I wasn’t motivated by the money, or just the money, I think there might have been a bit of guilt about that, when I left United, the amount I’d been earning there and earning so much for something I loved doing anyway.

I’d said in interviews over the years ‘I’d like to play for Celtic one day’. I’d said it casually but now I felt I could not go back on my word.

And I wanted to play against Rangers in an Old Firm game. For the atmosphere, the buzz, the experience.

But more than any other consideration, I just thought, ‘I want to treat myself here, ‘I’m going to go where I want to go and fuck the money’.

I wouldn’t have called it a dream but I’d always liked Celtic. And the Irish connection would have been on the back of my mind. I felt a bit of loyalty to them. This decision was a purely selfish one. I just wanted to play for Glasgow Celtic. Celtic is a special club.”

First day after training at Celtic.

My hip was fuckin’ screaming from the warm-up. Not aching, screaming. I couldn’t budge. I thought to myself: “You should have retired. You should have packed it in.” Sometimes you have to be courageous enough to say no. No, is a sentence. Less than a year ago, I’d been in the Highbury tunnel, imposing myself on the game before it started. Now I was lying on a hotel bed wondering if I could get through training.

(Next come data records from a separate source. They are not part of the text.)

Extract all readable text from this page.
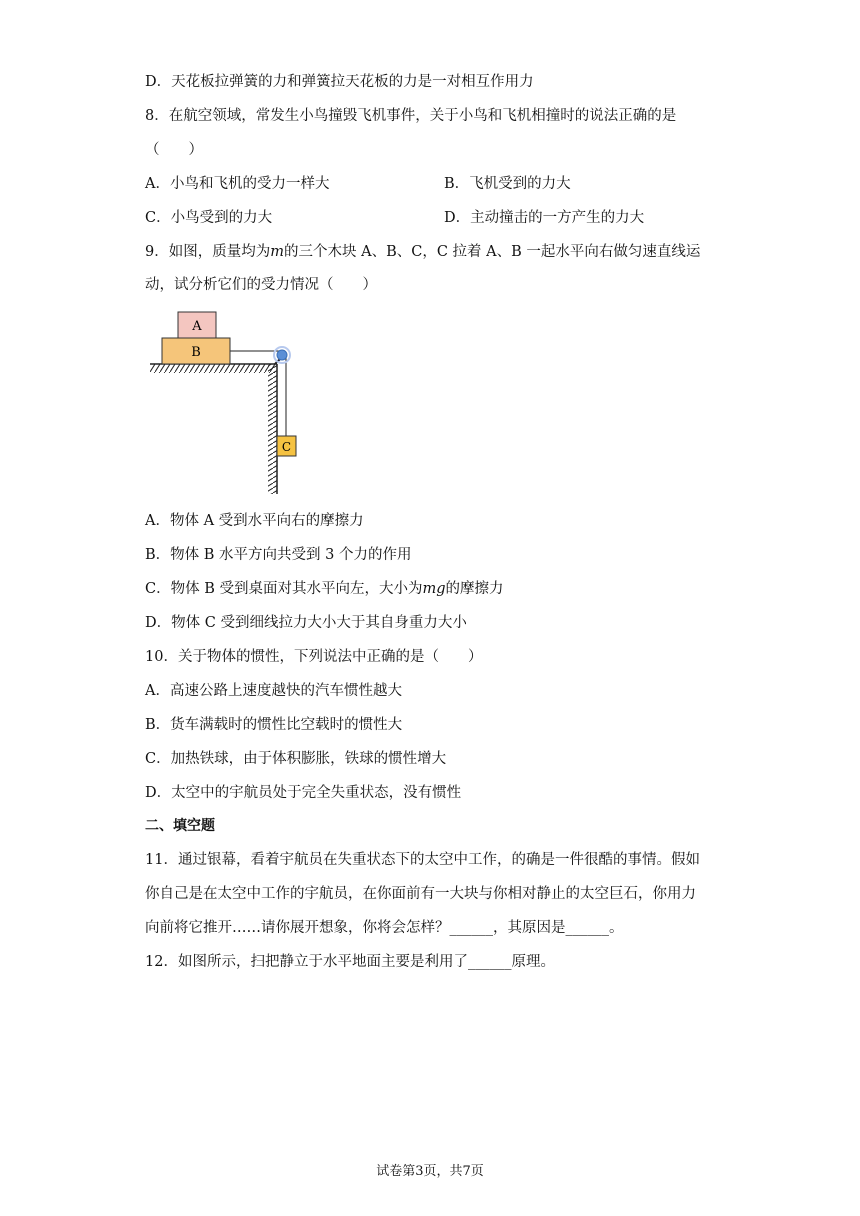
D．天花板拉弹簧的力和弹簧拉天花板的力是一对相互作用力
8．在航空领域，常发生小鸟撞毁飞机事件，关于小鸟和飞机相撞时的说法正确的是
（　　）
A．小鸟和飞机的受力一样大	B．飞机受到的力大
C．小鸟受到的力大	D．主动撞击的一方产生的力大
9．如图，质量均为m的三个木块 A、B、C，C 拉着 A、B 一起水平向右做匀速直线运
动，试分析它们的受力情况（　　）
B
A
C
A．物体 A 受到水平向右的摩擦力
B．物体 B 水平方向共受到 3 个力的作用
C．物体 B 受到桌面对其水平向左，大小为mg的摩擦力
D．物体 C 受到细线拉力大小大于其自身重力大小
10．关于物体的惯性，下列说法中正确的是（　　）
A．高速公路上速度越快的汽车惯性越大
B．货车满载时的惯性比空载时的惯性大
C．加热铁球，由于体积膨胀，铁球的惯性增大
D．太空中的宇航员处于完全失重状态，没有惯性
二、填空题
11．通过银幕，看着宇航员在失重状态下的太空中工作，的确是一件很酷的事情。假如
你自己是在太空中工作的宇航员，在你面前有一大块与你相对静止的太空巨石，你用力
向前将它推开……请你展开想象，你将会怎样？______，其原因是______。
12．如图所示，扫把静立于水平地面主要是利用了______原理。
试卷第3页，共7页
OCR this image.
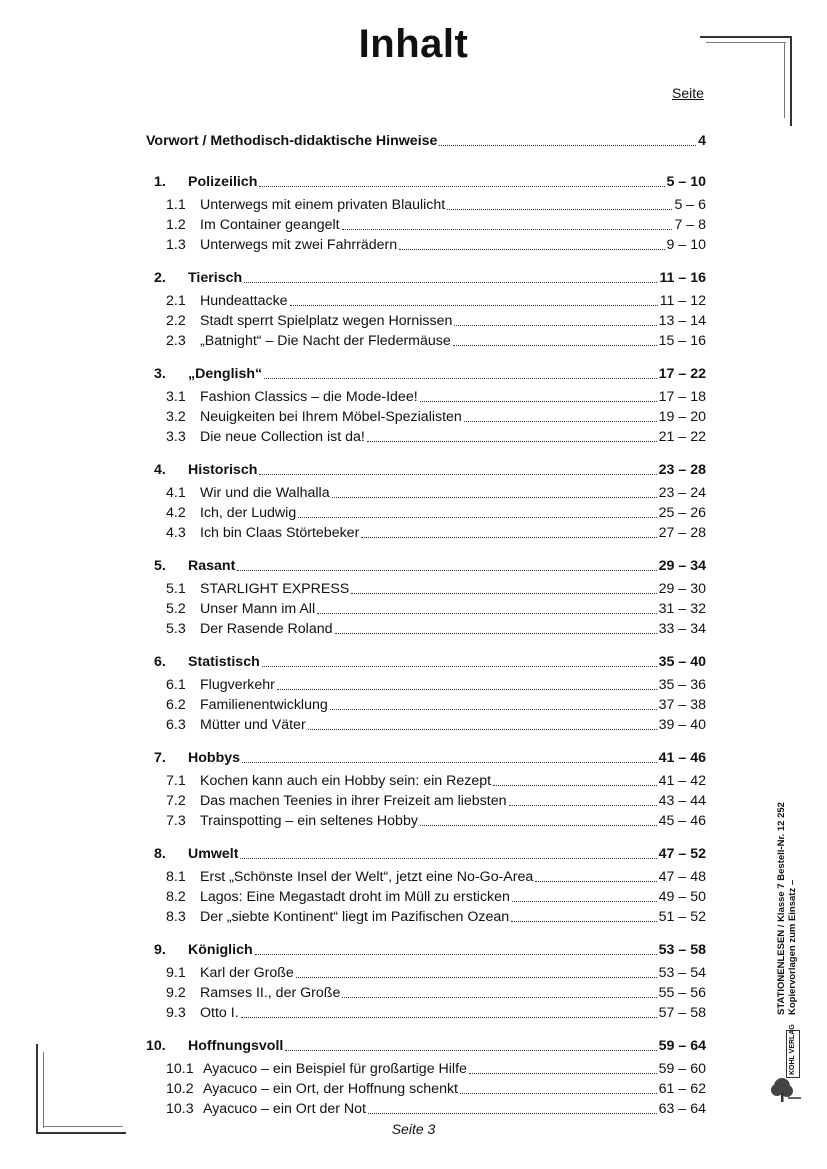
Inhalt
Seite
Vorwort / Methodisch-didaktische Hinweise	4
1.	Polizeilich	5 – 10
1.1	Unterwegs mit einem privaten Blaulicht	5 – 6
1.2	Im Container geangelt	7 – 8
1.3	Unterwegs mit zwei Fahrrädern	9 – 10
2.	Tierisch	11 – 16
2.1	Hundeattacke	11 – 12
2.2	Stadt sperrt Spielplatz wegen Hornissen	13 – 14
2.3	„Batnight“ – Die Nacht der Fledermäuse	15 – 16
3.	„Denglish“	17 – 22
3.1	Fashion Classics – die Mode-Idee!	17 – 18
3.2	Neuigkeiten bei Ihrem Möbel-Spezialisten	19 – 20
3.3	Die neue Collection ist da!	21 – 22
4.	Historisch	23 – 28
4.1	Wir und die Walhalla	23 – 24
4.2	Ich, der Ludwig	25 – 26
4.3	Ich bin Claas Störtebeker	27 – 28
5.	Rasant	29 – 34
5.1	STARLIGHT EXPRESS	29 – 30
5.2	Unser Mann im All	31 – 32
5.3	Der Rasende Roland	33 – 34
6.	Statistisch	35 – 40
6.1	Flugverkehr	35 – 36
6.2	Familienentwicklung	37 – 38
6.3	Mütter und Väter	39 – 40
7.	Hobbys	41 – 46
7.1	Kochen kann auch ein Hobby sein: ein Rezept	41 – 42
7.2	Das machen Teenies in ihrer Freizeit am liebsten	43 – 44
7.3	Trainspotting – ein seltenes Hobby	45 – 46
8.	Umwelt	47 – 52
8.1	Erst „Schönste Insel der Welt“, jetzt eine No-Go-Area	47 – 48
8.2	Lagos: Eine Megastadt droht im Müll zu ersticken	49 – 50
8.3	Der „siebte Kontinent“ liegt im Pazifischen Ozean	51 – 52
9.	Königlich	53 – 58
9.1	Karl der Große	53 – 54
9.2	Ramses II., der Große	55 – 56
9.3	Otto I.	57 – 58
10.	Hoffnungsvoll	59 – 64
10.1 Ayacuco – ein Beispiel für großartige Hilfe	59 – 60
10.2 Ayacuco – ein Ort, der Hoffnung schenkt	61 – 62
10.3 Ayacuco – ein Ort der Not	63 – 64
Seite 3
STATIONENLESEN / Klasse 7 Bestell-Nr. 12 252 Kopiervorlagen zum Einsatz –
KOHL VERLAG
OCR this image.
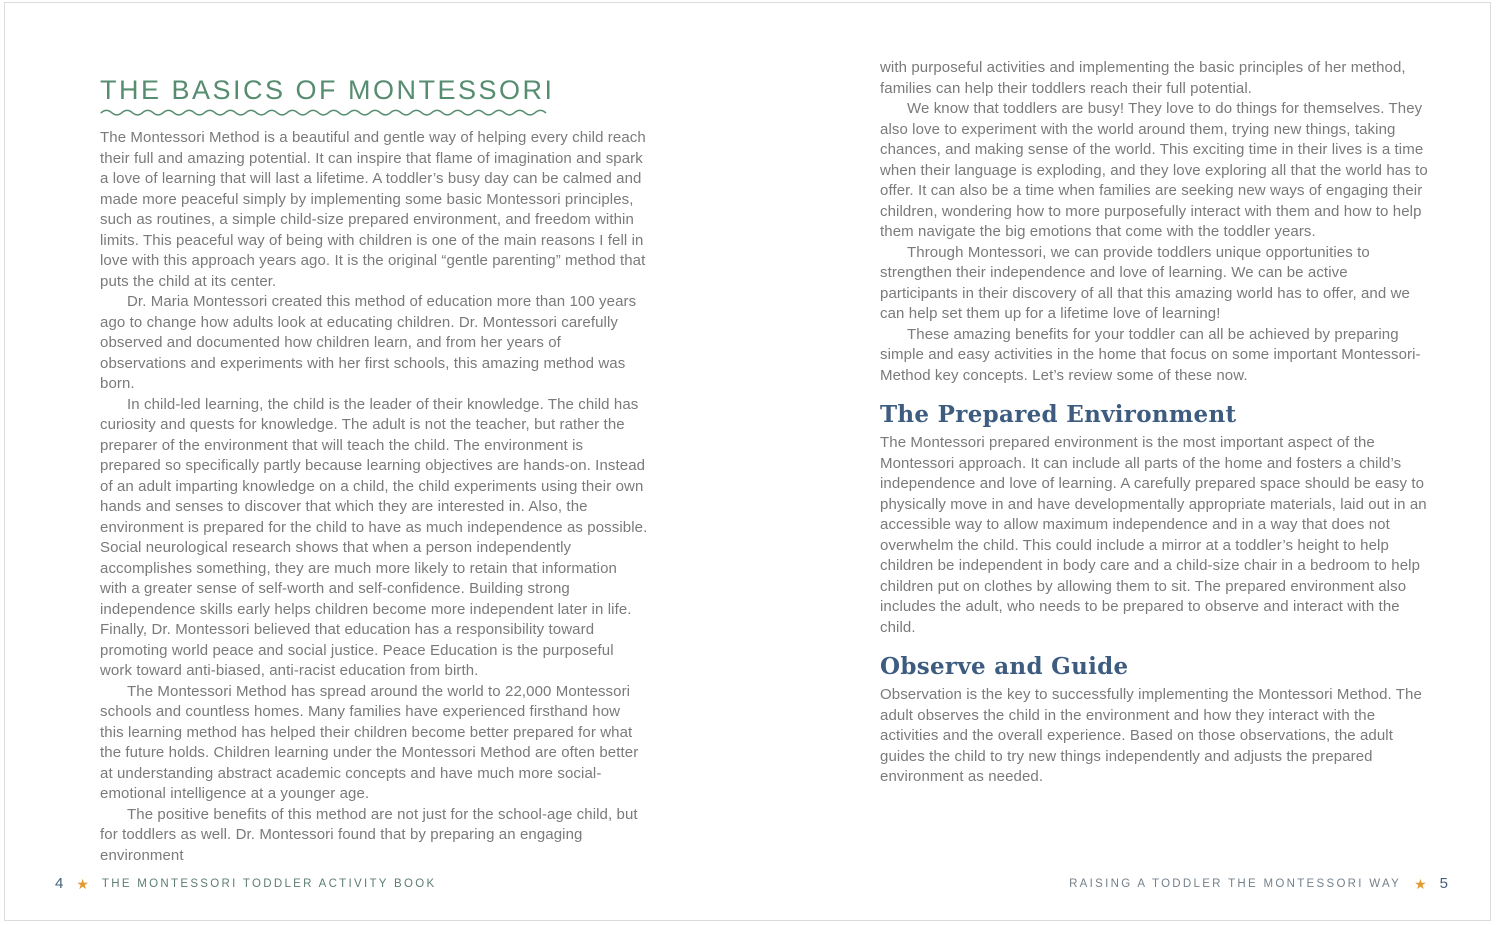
THE BASICS OF MONTESSORI

The Montessori Method is a beautiful and gentle way of helping every child reach their full and amazing potential. It can inspire that flame of imagination and spark a love of learning that will last a lifetime. A toddler’s busy day can be calmed and made more peaceful simply by implementing some basic Montessori principles, such as routines, a simple child-size prepared environment, and freedom within limits. This peaceful way of being with children is one of the main reasons I fell in love with this approach years ago. It is the original “gentle parenting” method that puts the child at its center.

Dr. Maria Montessori created this method of education more than 100 years ago to change how adults look at educating children. Dr. Montessori carefully observed and documented how children learn, and from her years of observations and experiments with her first schools, this amazing method was born.

In child-led learning, the child is the leader of their knowledge. The child has curiosity and quests for knowledge. The adult is not the teacher, but rather the preparer of the environment that will teach the child. The environment is prepared so specifically partly because learning objectives are hands-on. Instead of an adult imparting knowledge on a child, the child experiments using their own hands and senses to discover that which they are interested in. Also, the environment is prepared for the child to have as much independence as possible. Social neurological research shows that when a person independently accomplishes something, they are much more likely to retain that information with a greater sense of self-worth and self-confidence. Building strong independence skills early helps children become more independent later in life. Finally, Dr. Montessori believed that education has a responsibility toward promoting world peace and social justice. Peace Education is the purposeful work toward anti-biased, anti-racist education from birth.

The Montessori Method has spread around the world to 22,000 Montessori schools and countless homes. Many families have experienced firsthand how this learning method has helped their children become better prepared for what the future holds. Children learning under the Montessori Method are often better at understanding abstract academic concepts and have much more social-emotional intelligence at a younger age.

The positive benefits of this method are not just for the school-age child, but for toddlers as well. Dr. Montessori found that by preparing an engaging environment

with purposeful activities and implementing the basic principles of her method, families can help their toddlers reach their full potential.

We know that toddlers are busy! They love to do things for themselves. They also love to experiment with the world around them, trying new things, taking chances, and making sense of the world. This exciting time in their lives is a time when their language is exploding, and they love exploring all that the world has to offer. It can also be a time when families are seeking new ways of engaging their children, wondering how to more purposefully interact with them and how to help them navigate the big emotions that come with the toddler years.

Through Montessori, we can provide toddlers unique opportunities to strengthen their independence and love of learning. We can be active participants in their discovery of all that this amazing world has to offer, and we can help set them up for a lifetime love of learning!

These amazing benefits for your toddler can all be achieved by preparing simple and easy activities in the home that focus on some important Montessori-Method key concepts. Let’s review some of these now.

The Prepared Environment

The Montessori prepared environment is the most important aspect of the Montessori approach. It can include all parts of the home and fosters a child’s independence and love of learning. A carefully prepared space should be easy to physically move in and have developmentally appropriate materials, laid out in an accessible way to allow maximum independence and in a way that does not overwhelm the child. This could include a mirror at a toddler’s height to help children be independent in body care and a child-size chair in a bedroom to help children put on clothes by allowing them to sit. The prepared environment also includes the adult, who needs to be prepared to observe and interact with the child.

Observe and Guide

Observation is the key to successfully implementing the Montessori Method. The adult observes the child in the environment and how they interact with the activities and the overall experience. Based on those observations, the adult guides the child to try new things independently and adjusts the prepared environment as needed.

4 ★ THE MONTESSORI TODDLER ACTIVITY BOOK	RAISING A TODDLER THE MONTESSORI WAY ★ 5
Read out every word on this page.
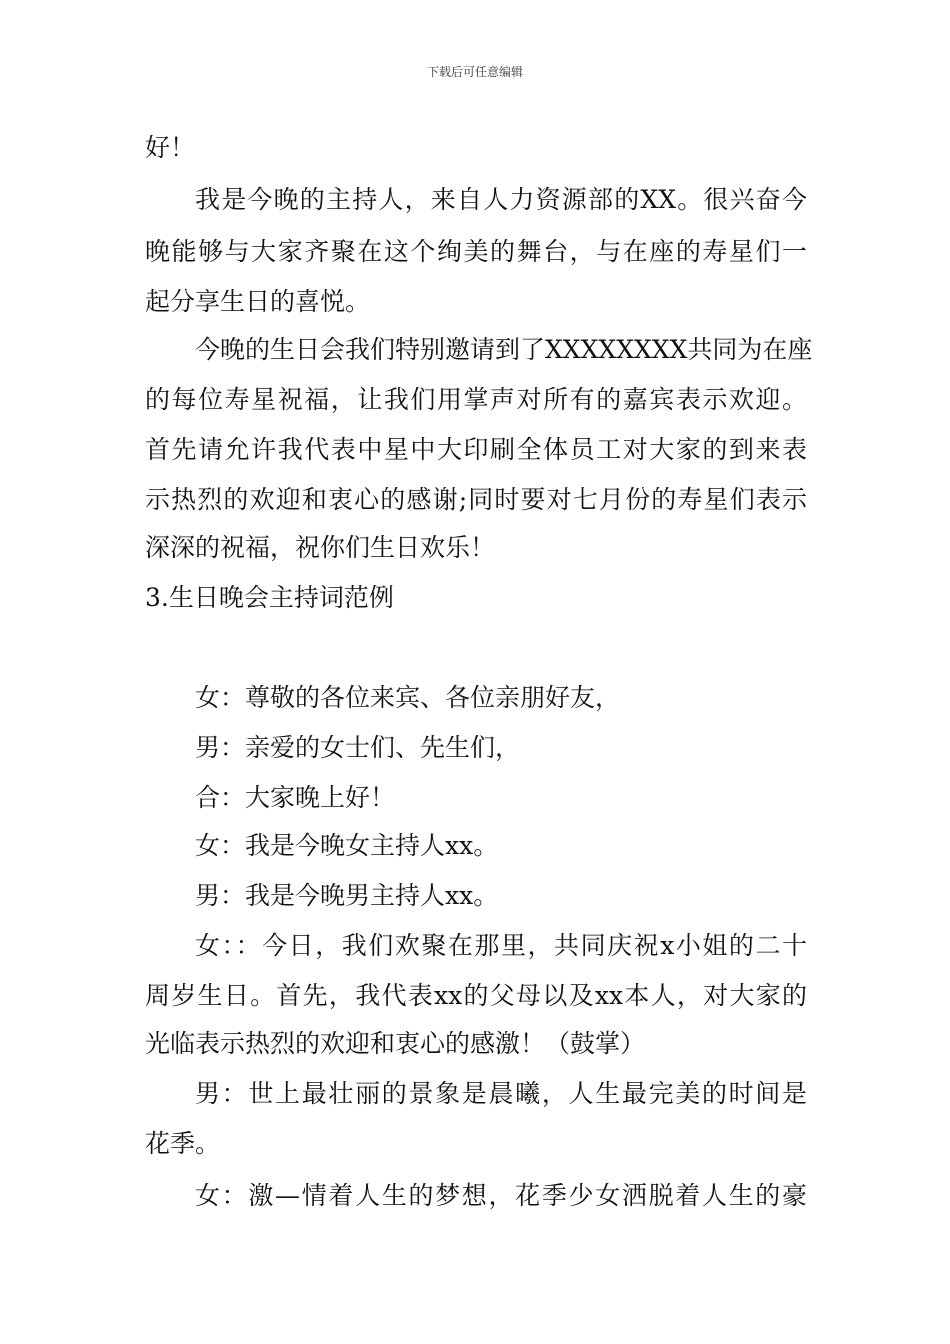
下载后可任意编辑
好！
我是今晚的主持人，来自人力资源部的XX。很兴奋今
晚能够与大家齐聚在这个绚美的舞台，与在座的寿星们一
起分享生日的喜悦。
今晚的生日会我们特别邀请到了XXXXXXXX共同为在座
的每位寿星祝福，让我们用掌声对所有的嘉宾表示欢迎。
首先请允许我代表中星中大印刷全体员工对大家的到来表
示热烈的欢迎和衷心的感谢;同时要对七月份的寿星们表示
深深的祝福，祝你们生日欢乐！
3.生日晚会主持词范例
女：尊敬的各位来宾、各位亲朋好友，
男：亲爱的女士们、先生们，
合：大家晚上好！
女：我是今晚女主持人xx。
男：我是今晚男主持人xx。
女：：今日，我们欢聚在那里，共同庆祝x小姐的二十
周岁生日。首先，我代表xx的父母以及xx本人，对大家的
光临表示热烈的欢迎和衷心的感激！（鼓掌）
男：世上最壮丽的景象是晨曦，人生最完美的时间是
花季。
女：激—情着人生的梦想，花季少女洒脱着人生的豪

“My first Old Firm game was at Ibrox and we won 1-0. It was brilliant. The atmosphere was brilliant, fuckin’ electric. The hatred, I enjoyed all that. I got a yellow card for a foul on Prso and they were baying fora red card.

I was man of the match and that was a little moment of satisfation, another tiny victory. But at this stage I was taking painkillers before every match. An injection in the bum; Diclofenac or Voltarol. The cause of the pain was a labral tear of the hip and I understood that playing on could worsen the tear.

I was taking an injection before the game and at half time just to get through. And you do get through but I’d be in bits. I could justify the painkillers for the Rangers’ game but now I was taking them for every game. That was when I thought ‘this is not good’.

"I'd been taking them in England but only for the big games - Arsenal, City - when I knew I'd physically have to be at my best. Now, common sense was telling me that my days were numbered.

We beat Hearts at Celtic Park in early April and won the league title. I was injured that day. It was hard to to join in the celebrations. I had not played enough. I won League and the League Cupmedals with Celtic but I never really contributed. I look back at my time there and and I'm a bit embarrassed by it.

Why didn't I go to Everton? I would have regretted not going to Celtic. I liked David Moyes and the chairman Bill Kenwright was very good with Michael Kennedy during the negotiaitons. They had offered me a lot more than Celtic.

But I think I would have found it hard playing for another English team. Which is stupid. Everton might have given me a new lease of life, I might have had two or three more years there.The system they played would have suited me. I would have been a proper sitting midfielder.